For the DPG Chair, Porter went up against former state Sen. Doug Stoner of Cobb County and Rockdale Tax Commissioner R.J. Hadley. Stoner had major support from Atlanta Mayor Kasim Reed, who came out in support of marriage equality in December; former Gov. Roy Barnes; and state Sen. Jason Carter, also an LGBT supporter who was endorsed by LGBT advocacy organization Georgia Equality.
At that time he was known for being a member of the Georgia General Assembly who voted twice in favor of the state constitutional amendment to ban gay marriage; and was Speaker Pro Tempore of the House during the debate.

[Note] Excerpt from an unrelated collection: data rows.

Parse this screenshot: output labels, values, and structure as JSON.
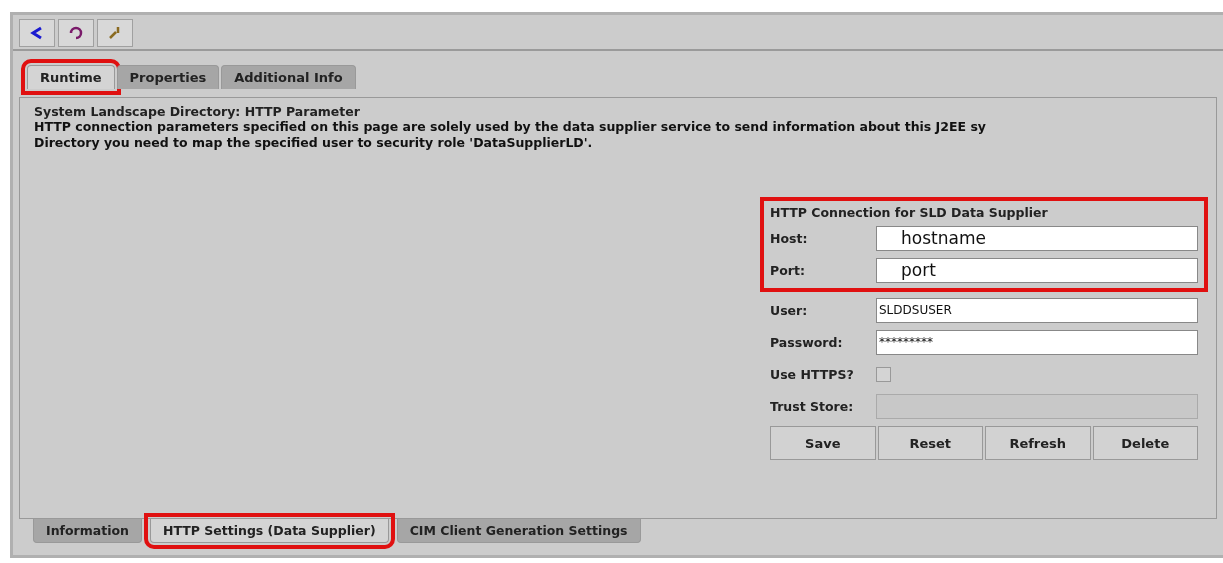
{
  "toolbar": {
    "buttons": [
      {
        "kind": "back"
      },
      {
        "kind": "refresh"
      },
      {
        "kind": "tools"
      }
    ]
  },
  "top_tabs": [
    {
      "label": "Runtime",
      "selected": true,
      "highlighted": true
    },
    {
      "label": "Properties",
      "selected": false,
      "highlighted": false
    },
    {
      "label": "Additional Info",
      "selected": false,
      "highlighted": false
    }
  ],
  "group": {
    "title": "System Landscape Directory: HTTP Parameter",
    "description": [
      "HTTP connection parameters specified on this page are solely used by the data supplier service to send information about this J2EE sy",
      "Directory you need to map the specified user to security role 'DataSupplierLD'."
    ],
    "connection": {
      "title": "HTTP Connection for SLD Data Supplier",
      "highlighted": true,
      "fields": [
        {
          "kind": "annotated",
          "label": "Host:",
          "value": "hostname"
        },
        {
          "kind": "annotated",
          "label": "Port:",
          "value": "port"
        },
        {
          "kind": "text",
          "label": "User:",
          "value": "SLDDSUSER"
        },
        {
          "kind": "text",
          "label": "Password:",
          "value": "*********"
        },
        {
          "kind": "checkbox",
          "label": "Use HTTPS?",
          "checked": false
        },
        {
          "kind": "disabled",
          "label": "Trust Store:"
        }
      ],
      "buttons": [
        "Save",
        "Reset",
        "Refresh",
        "Delete"
      ]
    }
  },
  "bottom_tabs": [
    {
      "label": "Information",
      "selected": false,
      "highlighted": false
    },
    {
      "label": "HTTP Settings (Data Supplier)",
      "selected": true,
      "highlighted": true
    },
    {
      "label": "CIM Client Generation Settings",
      "selected": false,
      "highlighted": false
    }
  ]
}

Porter also voted for a bill sponsored by Rep. Earl Ehrhart (R-Powder Springs) to prevent cities from requiring private businesses to offer domestic partner benefits to be eligible for city contracts.
Last May, after President Barack Obama came out in support of marriage equality, former DPG Chair Mike Berlon said the state Democratic Party also supported gay and lesbian people getting married.
“The Democratic Party of Georgia strongly stands with the LGBT community, the President and his administration, and with all Georgians who believe that we should treat others the way we’d want to be treated,” Berlon said at the time. “That is not a democratic principle. It’s about human dignity.”
Under the leadership of Berlon, the state Democratic Party suffered great financial losses. He served from 2011 to 2013 when he was forced to resign due to legal woes and accusations of professional misconduct.